The calls for a reorganization and a re-thinking of the Democratic Party's structure and leadership are only a part of that equation. For me, it's not so much an issue of which party takes the White House; at their core, there are principles to be liked in both parties. What is an issue for me is what policies govern our legislative, judicial and executive agendas for America. Right now, it seems to me that the liberals and the progressives have the right of it and Barnett's arguments regarding the rulesets and solutions that affect the current geopolitical and geosecurity climate are just as valid for our domestic policy issues as well.
So what's this mean? Two things, if we are to apply Barnett's solution sets.
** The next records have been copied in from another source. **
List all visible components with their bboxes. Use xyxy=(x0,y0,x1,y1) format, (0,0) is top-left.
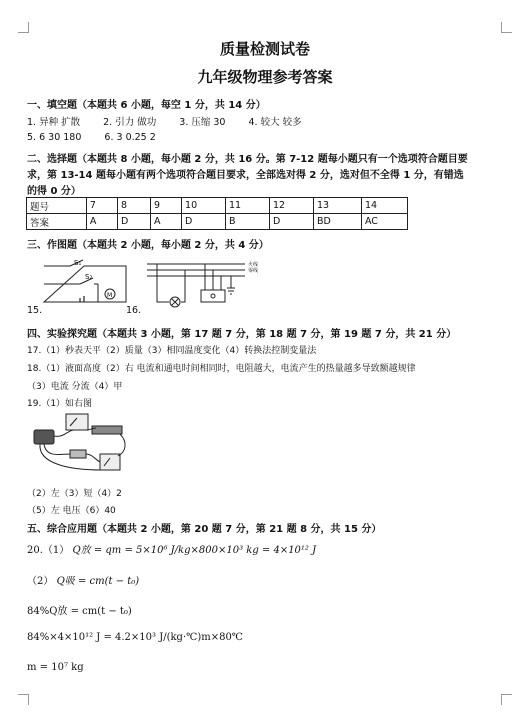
equation-20-4: 84%×4×10¹² J = 4.2×10³ J/(kg·℃)m×80℃ xyxy=(27,632,243,643)
equation-20-2 xyxy=(27,572,139,587)
equation-text: Q吸 = cm(t − t₀) xyxy=(56,576,140,587)
answer-3: 3. 压缩 30 xyxy=(179,117,226,128)
circuit-diagram-15 xyxy=(40,258,130,310)
answer-19-line2: （2）左（3）短（4）2 xyxy=(27,489,122,499)
page-title: 质量检测试卷 xyxy=(219,40,310,58)
answer-5: 5. 6 30 180 xyxy=(27,132,82,143)
answer-18-line1: 18.（1）液面高度（2）右 电流和通电时间相同时，电阻越大，电流产生的热量越多导致额越规律 xyxy=(27,364,416,374)
table-row xyxy=(27,214,408,230)
equation-text: Q放 = qm = 5×10⁶ J/kg×800×10³ kg = 4×10¹² J xyxy=(72,545,317,556)
equation-20-1 xyxy=(27,541,316,556)
equation-20-3: 84%Q放 = cm(t − t₀) xyxy=(27,606,132,617)
section1-line1 xyxy=(27,114,302,128)
table-cell: 11 xyxy=(226,198,270,214)
answer-19-line3: （5）左 电压（6）40 xyxy=(27,506,116,516)
crop-mark xyxy=(501,694,512,705)
equation-prefix: （2） xyxy=(27,576,54,587)
crop-mark xyxy=(18,22,29,33)
figure16-label: 16. xyxy=(126,305,142,316)
table-row xyxy=(27,198,408,214)
table-cell: 9 xyxy=(150,198,181,214)
table-cell: 8 xyxy=(117,198,150,214)
table-cell: 12 xyxy=(269,198,313,214)
table-cell: A xyxy=(86,214,117,230)
answer-4: 4. 较大 较多 xyxy=(248,117,302,128)
crop-mark xyxy=(501,22,512,33)
table-cell: BD xyxy=(313,214,361,230)
figure15-label: 15. xyxy=(27,305,43,316)
answer-19-line1: 19.（1）如右图 xyxy=(27,399,93,409)
table-cell: D xyxy=(182,214,226,230)
section3-heading: 三、作图题（本题共 2 小题，每小题 2 分，共 4 分） xyxy=(27,240,269,251)
switch-s1-label: S₁ xyxy=(74,259,82,267)
section2-heading-line1: 二、选择题（本题共 8 小题，每小题 2 分，共 16 分。第 7-12 题每小题只有一个选项符合题目要 xyxy=(27,154,468,165)
choice-answer-table xyxy=(26,197,408,230)
table-cell: D xyxy=(269,214,313,230)
table-cell: B xyxy=(226,214,270,230)
table-cell: 13 xyxy=(313,198,361,214)
section2-heading-line2: 求，第 13-14 题每小题有两个选项符合题目要求，全部选对得 2 分，选对但不全得 1 分，有错选 xyxy=(27,170,464,181)
answer-2: 2. 引力 做功 xyxy=(103,117,157,128)
section2-heading-line3: 的得 0 分） xyxy=(27,186,81,197)
live-wire-label: 火线 xyxy=(248,262,259,268)
motor-label: M xyxy=(107,292,113,299)
page-subtitle: 九年级物理参考答案 xyxy=(197,68,333,86)
equation-prefix: 20.（1） xyxy=(27,545,70,556)
answer-1: 1. 异种 扩散 xyxy=(27,117,81,128)
table-cell: 10 xyxy=(182,198,226,214)
table-cell: 答案 xyxy=(27,214,87,230)
experiment-apparatus-diagram xyxy=(30,408,130,480)
table-cell: A xyxy=(150,214,181,230)
equation-20-5: m = 10⁷ kg xyxy=(27,662,84,673)
neutral-wire-label: 零线 xyxy=(248,268,259,274)
household-circuit-diagram-16 xyxy=(145,258,265,310)
section4-heading: 四、实验探究题（本题共 3 小题，第 17 题 7 分，第 18 题 7 分，第 19 题 7 分，共 21 分） xyxy=(27,329,457,340)
answer-6: 6. 3 0.25 2 xyxy=(104,132,156,143)
section1-heading: 一、填空题（本题共 6 小题，每空 1 分，共 14 分） xyxy=(27,100,266,111)
table-cell: D xyxy=(117,214,150,230)
switch-s2-label: S₂ xyxy=(85,273,93,281)
table-cell: 14 xyxy=(361,198,407,214)
table-cell: 题号 xyxy=(27,198,87,214)
table-cell: AC xyxy=(361,214,407,230)
answer-17: 17.（1）秒表天平（2）质量（3）相同温度变化（4）转换法控制变量法 xyxy=(27,346,317,356)
section5-heading: 五、综合应用题（本题共 2 小题，第 20 题 7 分，第 21 题 8 分，共 15 分） xyxy=(27,524,382,535)
answer-18-line2: （3）电流 分流（4）甲 xyxy=(27,382,123,392)
table-cell: 7 xyxy=(86,198,117,214)
section1-line2 xyxy=(27,132,156,143)
crop-mark xyxy=(18,694,29,705)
1. We have to refocus our attention on our base. We have to make it more immune to systemic, vertical shocks like the loss of a Presidential election or the persistent mocking of our principles by our political opposition. If we build that base and make it unshakeable, persuade the opposition that "It doesn't matter", we can deal with these shocks.
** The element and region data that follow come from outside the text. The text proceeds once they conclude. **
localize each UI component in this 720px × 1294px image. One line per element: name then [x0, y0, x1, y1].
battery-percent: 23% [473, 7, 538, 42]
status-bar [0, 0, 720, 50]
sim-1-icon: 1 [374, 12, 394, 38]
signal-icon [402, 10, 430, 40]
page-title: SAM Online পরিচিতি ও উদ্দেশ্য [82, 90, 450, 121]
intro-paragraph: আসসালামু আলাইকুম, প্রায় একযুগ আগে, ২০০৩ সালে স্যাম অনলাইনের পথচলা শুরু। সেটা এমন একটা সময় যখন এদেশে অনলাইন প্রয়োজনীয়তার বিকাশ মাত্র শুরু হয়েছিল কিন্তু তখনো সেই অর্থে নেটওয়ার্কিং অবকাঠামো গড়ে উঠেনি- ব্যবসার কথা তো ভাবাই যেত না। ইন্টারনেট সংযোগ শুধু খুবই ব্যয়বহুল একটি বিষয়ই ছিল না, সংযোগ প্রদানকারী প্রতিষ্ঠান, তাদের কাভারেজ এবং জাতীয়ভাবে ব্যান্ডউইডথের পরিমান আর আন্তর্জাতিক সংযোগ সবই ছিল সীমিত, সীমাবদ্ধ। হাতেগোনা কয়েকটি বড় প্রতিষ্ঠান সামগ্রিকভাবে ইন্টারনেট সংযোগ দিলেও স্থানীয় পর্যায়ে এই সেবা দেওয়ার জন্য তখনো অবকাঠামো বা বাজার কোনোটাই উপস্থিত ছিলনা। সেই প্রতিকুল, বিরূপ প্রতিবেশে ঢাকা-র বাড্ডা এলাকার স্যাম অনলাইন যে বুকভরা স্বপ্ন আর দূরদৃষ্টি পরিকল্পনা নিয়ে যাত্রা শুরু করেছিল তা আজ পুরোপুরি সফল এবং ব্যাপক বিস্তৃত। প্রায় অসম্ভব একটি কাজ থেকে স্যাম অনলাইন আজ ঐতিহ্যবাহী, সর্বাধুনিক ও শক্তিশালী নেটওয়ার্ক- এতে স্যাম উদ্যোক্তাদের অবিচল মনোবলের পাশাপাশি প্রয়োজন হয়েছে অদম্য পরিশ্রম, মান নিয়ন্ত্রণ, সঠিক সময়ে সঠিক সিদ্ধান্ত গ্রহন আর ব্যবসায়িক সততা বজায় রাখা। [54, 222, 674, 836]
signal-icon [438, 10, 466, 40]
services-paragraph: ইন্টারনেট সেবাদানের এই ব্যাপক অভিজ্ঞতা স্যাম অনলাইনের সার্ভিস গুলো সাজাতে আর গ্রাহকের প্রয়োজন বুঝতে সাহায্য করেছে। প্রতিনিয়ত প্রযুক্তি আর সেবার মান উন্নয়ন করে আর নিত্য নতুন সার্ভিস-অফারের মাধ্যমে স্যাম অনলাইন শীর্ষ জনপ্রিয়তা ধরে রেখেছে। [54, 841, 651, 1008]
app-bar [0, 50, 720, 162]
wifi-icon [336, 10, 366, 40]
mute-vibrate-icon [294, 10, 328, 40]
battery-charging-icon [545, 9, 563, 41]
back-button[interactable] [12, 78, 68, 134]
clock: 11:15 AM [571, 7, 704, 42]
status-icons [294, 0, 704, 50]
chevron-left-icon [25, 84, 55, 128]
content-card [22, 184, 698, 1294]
2. We have to export rulesets from the Blue to the Red. Barnett's argument is that the nations in the "gap" cannot create indigenously the rulesets required for successful globalization. The functioning core of globalization, Barnett says, encompasses countries that comprise 4 billion out of a global population of 6.3 billion, a core that functions just fine without American military intervention. Connectivity and the ability to handle content flow is thick in these areas, which Barnett, perhaps unconsciously, labels "Blue". But in the "Red" areas, connectivity is low.
No matter how you measure connectivity, it's thinner in the Red. People movement, idea movement, goods movement, services movement, fibre-optic cable laid - no matter how you measure it, it's thicker in the Blue than it is in the Red. So if you're fighting against the content flows associated with globalization, it's a little too much for traditional societies. You'd like to slow it down, maybe keep it out altogether. Or you don't have the robust legal rulesets, the design, to attract foreign direct investment (FDI) that leads to serious integration.
Sound familiar, anyone? Take out the globalization and FDI and he might as well be talking about some of our red states.
What this means, though, is that we have got to start exporting the rulesets that have made blue states like NY and CA the economic powerhouses that they are into the red states. Granted, this is easier said than done and the devil does lie in the details of the "how", but at least this theory gives us a direction to proceed in, which is more than we can say about the pre-November-2 Democratic Party.
...
But we know all of this. Many progressives have already articulated this since November 2. So why harp on it again? What's the point of adding another "Yes, me too!" voice to the din?
Here's the point: The parallels I draw between Barnett's arguments and the progressive calls for reform serve to highlight the relevance between our own domestic policy agendas and the current geopolitical climate.
It isn't just us. We aren't the only ones going through this tumult. The rest of the world mirrors our issues as we do theirs. We are as much a microcosm for the entire planet as the planet's issues are a macrocosm for ours.
Consider this food for further thought - or just another voice in the din.
I just thought the parallels were cool.